The previous line of code needs a bit of explanation. The tar command uses standard input (signified with a hyphen [-]) as the tar file name, which is piped to the next set of commands. The cd command changes directories to /home/oracle/backup and then extracts to standard output (signified with a -). This gives you a method for copying directories from one location to another without having to create an intermediary tarball file.

Image Note  You can use the tree command to display a directory structure (and files contained within); for instance:

$ tree /home/oracle/scripts

Here is some sample output:

/home/oracle/scripts
|-- s1.sql
`-- s2.sql

You can also verify the structure of the backup directory:

$ tree /home/oracle/backup

Here’s the corresponding output:

/home/oracle/backup
`-- scripts
    |-- s1.sql
    `-- s2.sql

You can also copy a directory tree from your local server to a remote box.

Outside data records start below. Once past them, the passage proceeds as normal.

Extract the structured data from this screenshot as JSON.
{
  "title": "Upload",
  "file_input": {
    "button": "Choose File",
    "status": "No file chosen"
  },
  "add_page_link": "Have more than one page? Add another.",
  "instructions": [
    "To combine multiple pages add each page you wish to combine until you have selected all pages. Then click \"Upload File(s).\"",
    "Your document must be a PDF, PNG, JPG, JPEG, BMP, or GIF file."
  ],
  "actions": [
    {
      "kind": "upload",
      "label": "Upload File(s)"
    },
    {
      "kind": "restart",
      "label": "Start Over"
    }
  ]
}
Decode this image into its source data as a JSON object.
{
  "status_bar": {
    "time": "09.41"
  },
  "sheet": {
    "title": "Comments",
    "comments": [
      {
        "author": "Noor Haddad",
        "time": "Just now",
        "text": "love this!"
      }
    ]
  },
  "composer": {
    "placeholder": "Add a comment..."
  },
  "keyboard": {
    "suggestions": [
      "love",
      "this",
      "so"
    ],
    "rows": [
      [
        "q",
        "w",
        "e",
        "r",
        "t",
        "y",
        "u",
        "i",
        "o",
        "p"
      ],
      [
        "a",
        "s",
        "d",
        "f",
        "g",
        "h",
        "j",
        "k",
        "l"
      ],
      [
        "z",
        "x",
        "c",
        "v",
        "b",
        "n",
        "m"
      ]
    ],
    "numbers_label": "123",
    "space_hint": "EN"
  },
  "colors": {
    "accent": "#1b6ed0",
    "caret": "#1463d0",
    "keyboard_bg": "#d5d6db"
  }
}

This is a powerful one-line combination of commands that allows you to bundle a directory, copy it to a remote server, and extract it remotely:

$ tar -cvf - <locDir> | ssh <user@remoteNode> "cd <remoteDir>; tar -xvf -"

For instance, the following command copies everything in the dev_1 directory to the remote ora03 server as the oracle user to the home/oracle directory:

$ tar -cvf - dev_1 | ssh oracle@ora03 "cd /home/oracle; tar -xvf -"

You’ll be prompted for the remote user password when you run the prior command. If you take out the user, ssh assumes that you’re trying to access the remote server as your username.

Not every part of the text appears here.